Of Small Streams and Great Lakes: Integrating Tributaries to Understand the Ecology and Biogeochemistry of Lake Superior

Lake Superior receives inputs from approximately 2,800 tributaries that provide nutrients and dissolved organic matter (DOM) to the nearshore zone of this oligotrophic lake. Here, we review the magnitude and timing of tributary export and plume formation in Lake Superior, how these patterns and interactions may shift with global change, and how emerging technologies can be used to better characterize tributary–lake linkages. Peak tributary export occurs during snowmelt-driven spring freshets, with additional pulses during raindriven storms.
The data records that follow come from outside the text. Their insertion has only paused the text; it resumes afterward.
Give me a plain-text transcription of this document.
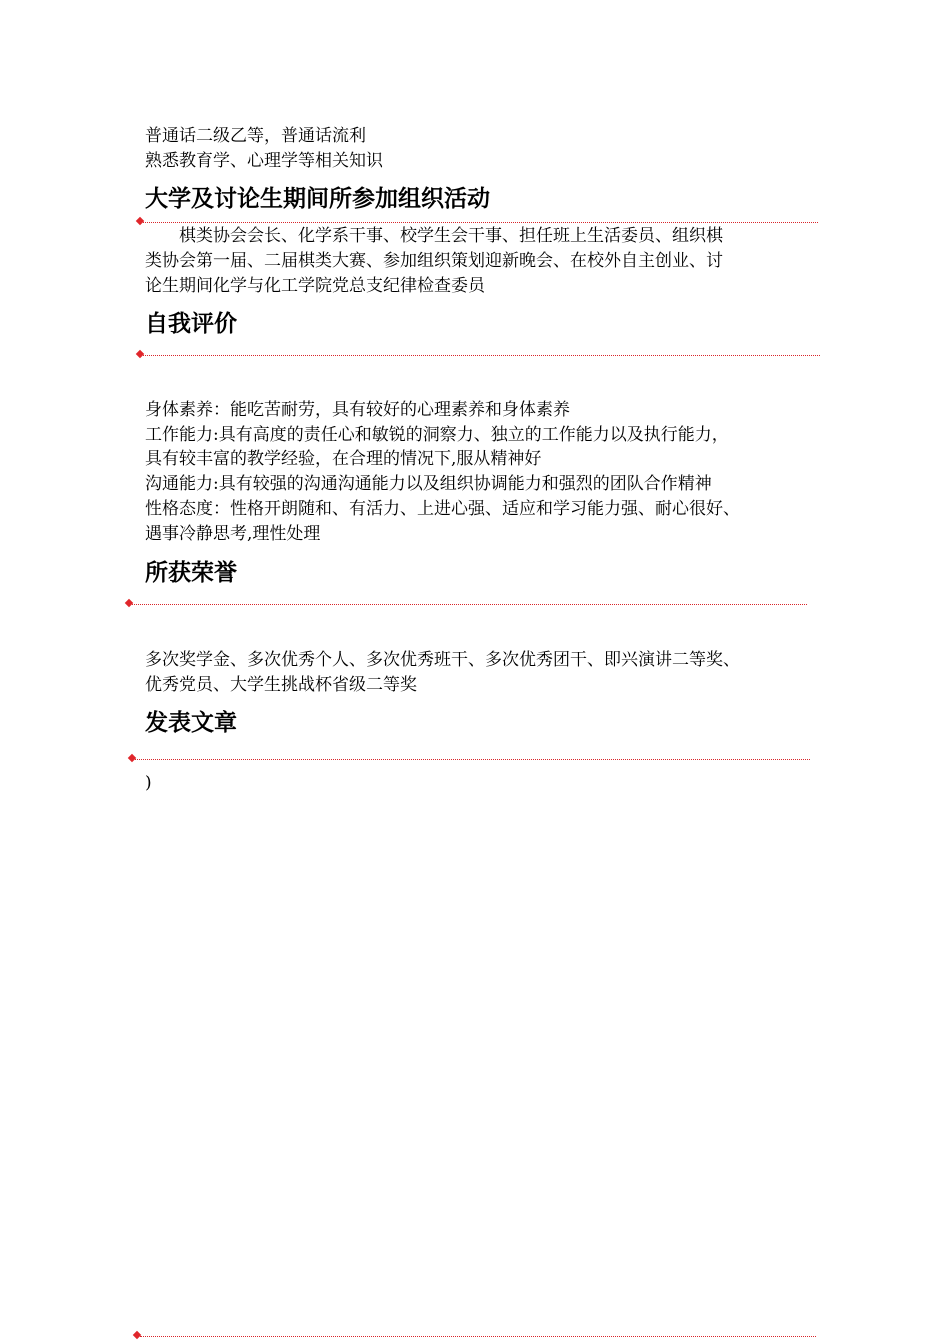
普通话二级乙等，普通话流利

熟悉教育学、心理学等相关知识

大学及讨论生期间所参加组织活动

　　棋类协会会长、化学系干事、校学生会干事、担任班上生活委员、组织棋

类协会第一届、二届棋类大赛、参加组织策划迎新晚会、在校外自主创业、讨

论生期间化学与化工学院党总支纪律检查委员

自我评价

身体素养：能吃苦耐劳，具有较好的心理素养和身体素养

工作能力:具有高度的责任心和敏锐的洞察力、独立的工作能力以及执行能力，

具有较丰富的教学经验，在合理的情况下,服从精神好

沟通能力:具有较强的沟通沟通能力以及组织协调能力和强烈的团队合作精神

性格态度：性格开朗随和、有活力、上进心强、适应和学习能力强、耐心很好、

遇事冷静思考,理性处理

所获荣誉

多次奖学金、多次优秀个人、多次优秀班干、多次优秀团干、即兴演讲二等奖、

优秀党员、大学生挑战杯省级二等奖

发表文章

)
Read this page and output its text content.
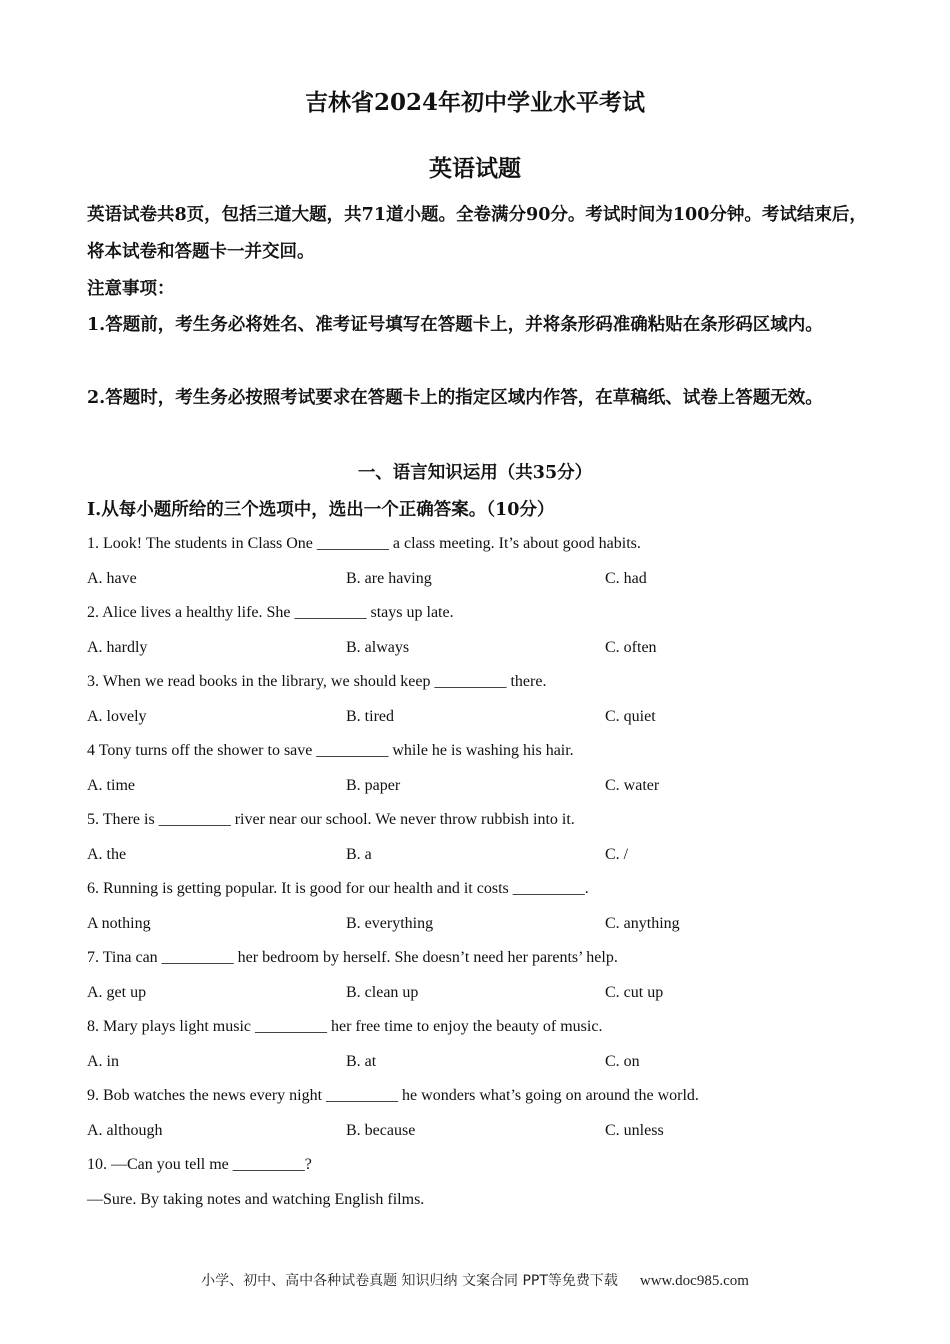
吉林省2024年初中学业水平考试
英语试题
英语试卷共8页，包括三道大题，共71道小题。全卷满分90分。考试时间为100分钟。考试结束后，将本试卷和答题卡一并交回。
注意事项：
1.答题前，考生务必将姓名、准考证号填写在答题卡上，并将条形码准确粘贴在条形码区域内。
2.答题时，考生务必按照考试要求在答题卡上的指定区域内作答，在草稿纸、试卷上答题无效。
一、语言知识运用（共35分）
Ⅰ.从每小题所给的三个选项中，选出一个正确答案。（10分）
1. Look! The students in Class One _________ a class meeting. It’s about good habits.
A. have	B. are having	C. had
2. Alice lives a healthy life. She _________ stays up late.
A. hardly	B. always	C. often
3. When we read books in the library, we should keep _________ there.
A. lovely	B. tired	C. quiet
4 Tony turns off the shower to save _________ while he is washing his hair.
A. time	B. paper	C. water
5. There is _________ river near our school. We never throw rubbish into it.
A. the	B. a	C. /
6. Running is getting popular. It is good for our health and it costs _________.
A nothing	B. everything	C. anything
7. Tina can _________ her bedroom by herself. She doesn’t need her parents’ help.
A. get up	B. clean up	C. cut up
8. Mary plays light music _________ her free time to enjoy the beauty of music.
A. in	B. at	C. on
9. Bob watches the news every night _________ he wonders what’s going on around the world.
A. although	B. because	C. unless
10. —Can you tell me _________?
—Sure. By taking notes and watching English films.
小学、初中、高中各种试卷真题 知识归纳 文案合同 PPT等免费下载 www.doc985.com
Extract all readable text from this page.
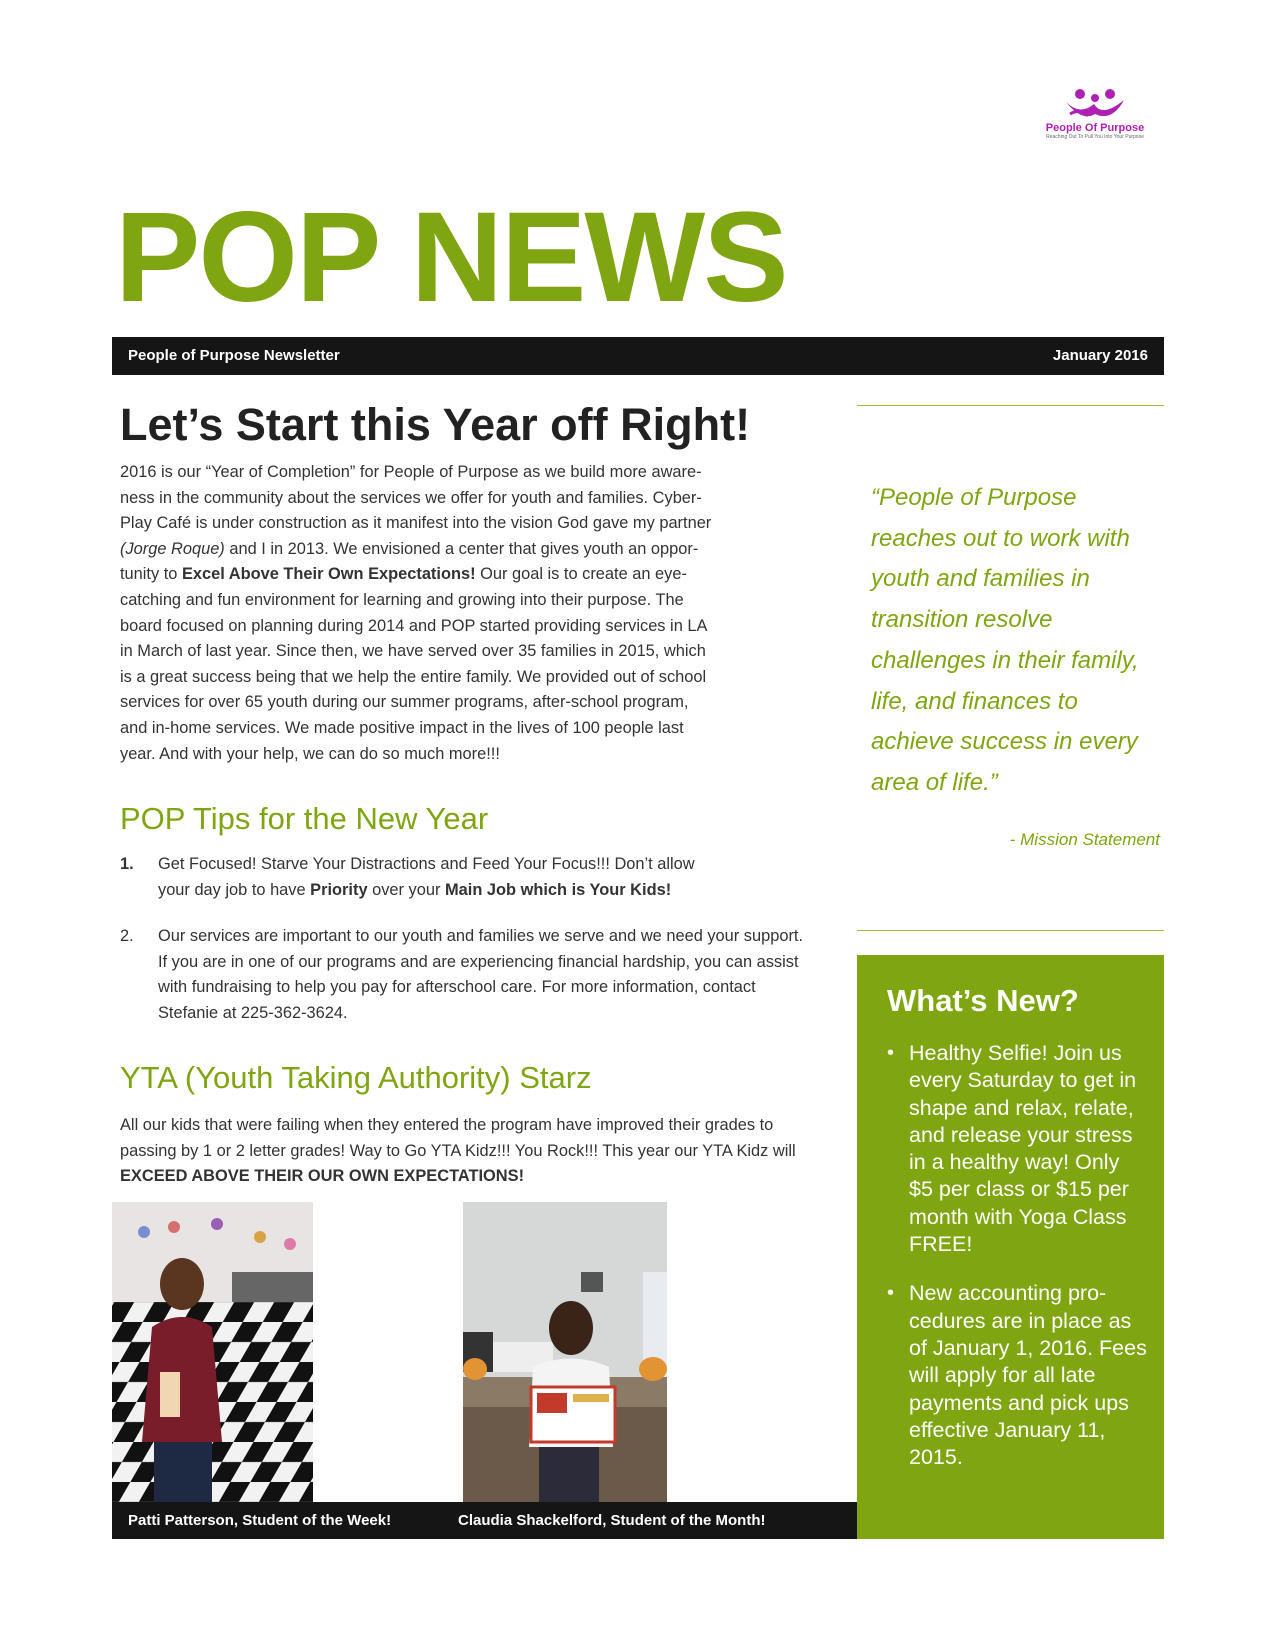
People Of Purpose
Reaching Out To Pull You Into Your Purpose
POP NEWS
People of Purpose Newsletter	January 2016
Let’s Start this Year off Right!

2016 is our “Year of Completion” for People of Purpose as we build more aware-
ness in the community about the services we offer for youth and families. Cyber-
Play Café is under construction as it manifest into the vision God gave my partner
(Jorge Roque) and I in 2013. We envisioned a center that gives youth an oppor-
tunity to Excel Above Their Own Expectations! Our goal is to create an eye-
catching and fun environment for learning and growing into their purpose. The
board focused on planning during 2014 and POP started providing services in LA
in March of last year. Since then, we have served over 35 families in 2015, which
is a great success being that we help the entire family. We provided out of school
services for over 65 youth during our summer programs, after-school program,
and in-home services. We made positive impact in the lives of 100 people last
year. And with your help, we can do so much more!!!

POP Tips for the New Year
1. Get Focused! Starve Your Distractions and Feed Your Focus!!! Don’t allow
your day job to have Priority over your Main Job which is Your Kids!
2. Our services are important to our youth and families we serve and we need your support. If you are in one of our programs and are experiencing financial hardship, you can assist with fundraising to help you pay for afterschool care. For more information, contact Stefanie at 225-362-3624.
YTA (Youth Taking Authority) Starz

All our kids that were failing when they entered the program have improved their grades to passing by 1 or 2 letter grades! Way to Go YTA Kidz!!! You Rock!!! This year our YTA Kidz will EXCEED ABOVE THEIR OUR OWN EXPECTATIONS!

Patti Patterson, Student of the Week!	Claudia Shackelford, Student of the Month!

“People of Purpose reaches out to work with youth and families in transition resolve challenges in their family, life, and finances to achieve success in every area of life.”

- Mission Statement

What’s New?
• Healthy Selfie! Join us every Saturday to get in shape and relax, relate, and release your stress in a healthy way! Only $5 per class or $15 per month with Yoga Class FREE!
• New accounting pro-cedures are in place as of January 1, 2016. Fees will apply for all late payments and pick ups effective January 11, 2015.
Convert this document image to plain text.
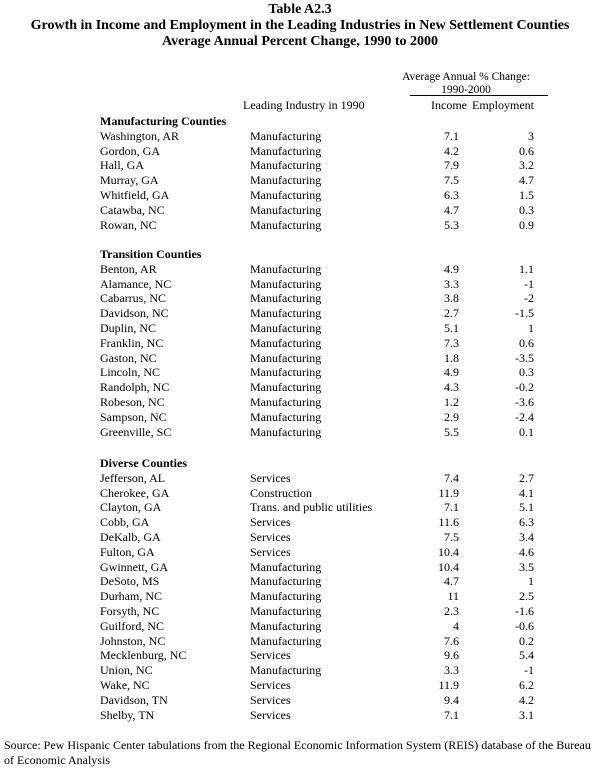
Table A2.3
Growth in Income and Employment in the Leading Industries in New Settlement Counties
Average Annual Percent Change, 1990 to 2000
Average Annual % Change:
1990-2000
Leading Industry in 1990	Income Employment
Manufacturing Counties
Washington, AR	Manufacturing	7.1	3
Gordon, GA	Manufacturing	4.2	0.6
Hall, GA	Manufacturing	7.9	3.2
Murray, GA	Manufacturing	7.5	4.7
Whitfield, GA	Manufacturing	6.3	1.5
Catawba, NC	Manufacturing	4.7	0.3
Rowan, NC	Manufacturing	5.3	0.9
Transition Counties
Benton, AR	Manufacturing	4.9	1.1
Alamance, NC	Manufacturing	3.3	-1
Cabarrus, NC	Manufacturing	3.8	-2
Davidson, NC	Manufacturing	2.7	-1.5
Duplin, NC	Manufacturing	5.1	1
Franklin, NC	Manufacturing	7.3	0.6
Gaston, NC	Manufacturing	1.8	-3.5
Lincoln, NC	Manufacturing	4.9	0.3
Randolph, NC	Manufacturing	4.3	-0.2
Robeson, NC	Manufacturing	1.2	-3.6
Sampson, NC	Manufacturing	2.9	-2.4
Greenville, SC	Manufacturing	5.5	0.1
Diverse Counties
Jefferson, AL	Services	7.4	2.7
Cherokee, GA	Construction	11.9	4.1
Clayton, GA	Trans. and public utilities	7.1	5.1
Cobb, GA	Services	11.6	6.3
DeKalb, GA	Services	7.5	3.4
Fulton, GA	Services	10.4	4.6
Gwinnett, GA	Manufacturing	10.4	3.5
DeSoto, MS	Manufacturing	4.7	1
Durham, NC	Manufacturing	11	2.5
Forsyth, NC	Manufacturing	2.3	-1.6
Guilford, NC	Manufacturing	4	-0.6
Johnston, NC	Manufacturing	7.6	0.2
Mecklenburg, NC	Services	9.6	5.4
Union, NC	Manufacturing	3.3	-1
Wake, NC	Services	11.9	6.2
Davidson, TN	Services	9.4	4.2
Shelby, TN	Services	7.1	3.1
Source: Pew Hispanic Center tabulations from the Regional Economic Information System (REIS) database of the Bureau of Economic Analysis
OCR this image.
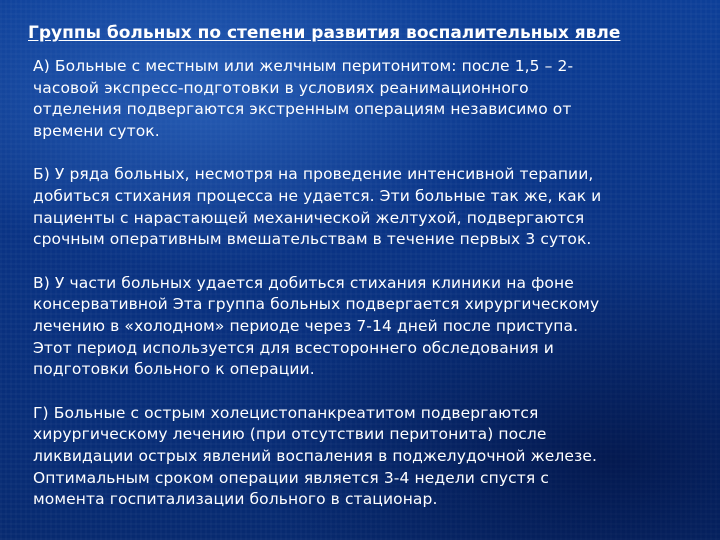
Группы больных по степени развития воспалительных явле

А) Больные с местным или желчным перитонитом: после 1,5 – 2-
часовой экспресс-подготовки в условиях реанимационного
отделения подвергаются экстренным операциям независимо от
времени суток.

Б) У ряда больных, несмотря на проведение интенсивной терапии,
добиться стихания процесса не удается. Эти больные так же, как и
пациенты с нарастающей механической желтухой, подвергаются
срочным оперативным вмешательствам в течение первых 3 суток.

В) У части больных удается добиться стихания клиники на фоне
консервативной Эта группа больных подвергается хирургическому
лечению в «холодном» периоде через 7-14 дней после приступа.
Этот период используется для всестороннего обследования и
подготовки больного к операции.

Г) Больные с острым холецистопанкреатитом подвергаются
хирургическому лечению (при отсутствии перитонита) после
ликвидации острых явлений воспаления в поджелудочной железе.
Оптимальным сроком операции является 3-4 недели спустя с
момента госпитализации больного в стационар.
Instream processing and transformation of nitrogen, phosphorus, and dissolved organic carbon (DOC) can be rapid but varies seasonally in magnitude. Tributary plumes with elevated DOC concentration, higher turbidity, and distinct DOM character can be detected in the nearshore during times of high runoff, but plumes can be quickly transported and diluted by in-lake currents and mixing. Understanding the variability in size and load of these tributary plumes, how they are transported within the lake, and how long they persist may be best addressed with environmental sensors and remote sensing using autonomous and unmanned vehicles. The connections between Lake Superior and its tributaries are vulnerable to climate change, and understanding and predicting future changes to these valuable freshwater resources will require a nuanced and detailed consideration of tributary inputs and interactions in time and space.